Purpose: To show how a manager’s desire to build his resume and firm owners’ desire to earn financial returns can conflict or harmonize.


  • Fama (1980) posited that market forces eliminate the agency problem over time.  A manager will choose to maximize shareholder returns because, in the long run, he is concerned about his long-term career prospects.
    • Under some narrow assumptions, Fama is right, but in general, he is not.
  • When the market is uncertain about a manager’s ability, he will work harder to achieve good outcomes and look like a high-ability manager.
    • Ability changes over time and is never fully known, so managers can always substitute effort for ability.
  • Managers’ supply of effort/output in every period is less than the socially optimal level.
  • A risk-averse manager may not want to invest, since investing poorly could reveal low managerial ability, and since it cannot be proved that investments not made would have been successful.

The Basic Model:

  • Effort is unobservable and cannot be contracted, so managers in each period are paid in advance for their efforts.

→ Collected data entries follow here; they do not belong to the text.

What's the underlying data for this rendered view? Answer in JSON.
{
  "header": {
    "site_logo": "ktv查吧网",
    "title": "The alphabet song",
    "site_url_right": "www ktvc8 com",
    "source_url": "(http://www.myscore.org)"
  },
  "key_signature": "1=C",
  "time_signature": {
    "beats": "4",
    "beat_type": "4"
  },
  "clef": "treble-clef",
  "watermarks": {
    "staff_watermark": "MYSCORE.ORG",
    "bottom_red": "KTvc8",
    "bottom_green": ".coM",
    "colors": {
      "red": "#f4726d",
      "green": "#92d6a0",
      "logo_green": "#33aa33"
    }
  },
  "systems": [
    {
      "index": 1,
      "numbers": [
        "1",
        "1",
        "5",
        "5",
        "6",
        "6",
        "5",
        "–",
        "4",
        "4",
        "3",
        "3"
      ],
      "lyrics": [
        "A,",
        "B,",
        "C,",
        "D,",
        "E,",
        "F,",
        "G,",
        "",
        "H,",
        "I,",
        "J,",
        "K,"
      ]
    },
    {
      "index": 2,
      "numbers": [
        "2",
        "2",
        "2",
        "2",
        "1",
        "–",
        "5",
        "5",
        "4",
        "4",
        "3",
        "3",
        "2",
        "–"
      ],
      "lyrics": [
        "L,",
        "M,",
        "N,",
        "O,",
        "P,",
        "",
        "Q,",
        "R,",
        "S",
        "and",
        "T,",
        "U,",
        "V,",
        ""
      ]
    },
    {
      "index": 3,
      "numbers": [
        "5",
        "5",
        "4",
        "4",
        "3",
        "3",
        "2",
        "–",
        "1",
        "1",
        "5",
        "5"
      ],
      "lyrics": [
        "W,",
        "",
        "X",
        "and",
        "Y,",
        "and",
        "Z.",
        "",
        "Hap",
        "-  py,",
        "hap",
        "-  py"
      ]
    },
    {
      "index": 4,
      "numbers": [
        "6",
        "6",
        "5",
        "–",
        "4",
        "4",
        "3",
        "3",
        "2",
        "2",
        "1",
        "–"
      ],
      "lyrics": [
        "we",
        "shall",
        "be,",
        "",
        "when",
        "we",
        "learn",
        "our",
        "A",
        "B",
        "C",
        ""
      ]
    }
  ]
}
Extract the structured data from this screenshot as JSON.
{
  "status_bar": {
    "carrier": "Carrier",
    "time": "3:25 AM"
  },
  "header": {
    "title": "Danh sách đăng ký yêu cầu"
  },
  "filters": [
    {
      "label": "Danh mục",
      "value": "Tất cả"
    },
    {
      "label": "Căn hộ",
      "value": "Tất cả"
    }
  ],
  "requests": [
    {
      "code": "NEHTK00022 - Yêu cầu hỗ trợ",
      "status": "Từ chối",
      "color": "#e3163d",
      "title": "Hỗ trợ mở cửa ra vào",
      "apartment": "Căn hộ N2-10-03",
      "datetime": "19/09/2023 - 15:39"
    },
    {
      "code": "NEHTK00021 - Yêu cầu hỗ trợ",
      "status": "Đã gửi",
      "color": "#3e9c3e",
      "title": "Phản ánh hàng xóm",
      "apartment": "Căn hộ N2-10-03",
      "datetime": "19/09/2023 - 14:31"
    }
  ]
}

  • A manager’s ability is revealed over time through the outcomes of his effort.
  • A risk-neutral market pays a manager wages w_t(y^{t-1} = E[\eta | y^{t-1}] + a_t(y^{t-1}).
    • y^{t-1} is the series of historical output through time t-1.

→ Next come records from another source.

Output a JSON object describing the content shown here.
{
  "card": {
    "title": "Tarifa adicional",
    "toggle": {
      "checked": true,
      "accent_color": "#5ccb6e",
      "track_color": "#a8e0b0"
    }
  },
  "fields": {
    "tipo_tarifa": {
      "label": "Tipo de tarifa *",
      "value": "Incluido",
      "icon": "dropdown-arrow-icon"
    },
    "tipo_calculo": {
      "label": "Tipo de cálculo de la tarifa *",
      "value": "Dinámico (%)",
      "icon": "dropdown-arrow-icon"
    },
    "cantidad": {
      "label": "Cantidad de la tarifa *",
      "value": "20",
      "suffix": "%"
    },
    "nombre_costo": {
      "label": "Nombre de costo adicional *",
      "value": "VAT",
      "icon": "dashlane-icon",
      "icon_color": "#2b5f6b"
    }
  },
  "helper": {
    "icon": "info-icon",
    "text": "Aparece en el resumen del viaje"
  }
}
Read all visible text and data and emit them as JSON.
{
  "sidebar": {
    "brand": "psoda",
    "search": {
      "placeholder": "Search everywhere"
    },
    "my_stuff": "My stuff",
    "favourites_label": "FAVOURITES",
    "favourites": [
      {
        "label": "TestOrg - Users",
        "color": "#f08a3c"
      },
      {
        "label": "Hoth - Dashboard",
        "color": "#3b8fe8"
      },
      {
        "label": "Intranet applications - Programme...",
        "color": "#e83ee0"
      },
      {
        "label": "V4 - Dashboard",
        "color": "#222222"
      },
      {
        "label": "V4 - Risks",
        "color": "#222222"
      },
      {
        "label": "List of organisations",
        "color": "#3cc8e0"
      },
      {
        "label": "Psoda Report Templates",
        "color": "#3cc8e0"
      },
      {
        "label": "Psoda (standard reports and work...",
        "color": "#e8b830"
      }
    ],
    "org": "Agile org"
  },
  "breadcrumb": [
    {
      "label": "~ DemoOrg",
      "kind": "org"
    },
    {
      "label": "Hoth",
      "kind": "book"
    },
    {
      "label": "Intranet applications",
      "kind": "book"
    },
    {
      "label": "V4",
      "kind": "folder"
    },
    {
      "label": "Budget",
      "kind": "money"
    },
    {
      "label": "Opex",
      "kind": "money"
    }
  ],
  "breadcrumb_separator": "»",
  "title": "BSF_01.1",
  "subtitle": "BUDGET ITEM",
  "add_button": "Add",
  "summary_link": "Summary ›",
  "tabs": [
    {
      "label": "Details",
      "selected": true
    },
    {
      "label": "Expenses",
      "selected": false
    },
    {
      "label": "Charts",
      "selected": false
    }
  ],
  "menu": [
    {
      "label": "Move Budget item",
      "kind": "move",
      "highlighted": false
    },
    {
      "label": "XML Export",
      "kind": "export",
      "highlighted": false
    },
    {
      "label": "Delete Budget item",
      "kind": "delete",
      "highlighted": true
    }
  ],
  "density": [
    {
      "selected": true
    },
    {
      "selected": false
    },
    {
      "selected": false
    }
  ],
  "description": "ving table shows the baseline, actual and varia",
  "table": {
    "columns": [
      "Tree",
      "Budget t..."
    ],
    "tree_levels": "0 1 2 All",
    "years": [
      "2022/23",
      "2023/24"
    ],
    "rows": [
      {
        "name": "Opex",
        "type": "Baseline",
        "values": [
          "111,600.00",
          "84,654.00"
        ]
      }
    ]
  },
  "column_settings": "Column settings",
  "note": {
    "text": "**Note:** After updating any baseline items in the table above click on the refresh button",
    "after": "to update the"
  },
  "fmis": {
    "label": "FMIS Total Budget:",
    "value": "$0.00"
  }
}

    • w_t is wages paid at the beginning of period t.
    • \eta represents belief about manager ability.
    • a_t \in [0,1] is the manager’s decision rule, or how much effort he gives in period t.
  • The manager maximizes the expected discounted payoff of his current and future wages, minus the current and expected disutility of effort g(a_t), where g(\cdot) is an increasing and convex function.
  • Solving these two equation gives the equilibrium wage and managerial decision rule.
  • When there is uncertainty, there are gains to effort.
    • High effort biases the market’s ability estimating process upward, and lower effort biases it downward.
  • Managerial ability changes over time, and so never becomes fully known.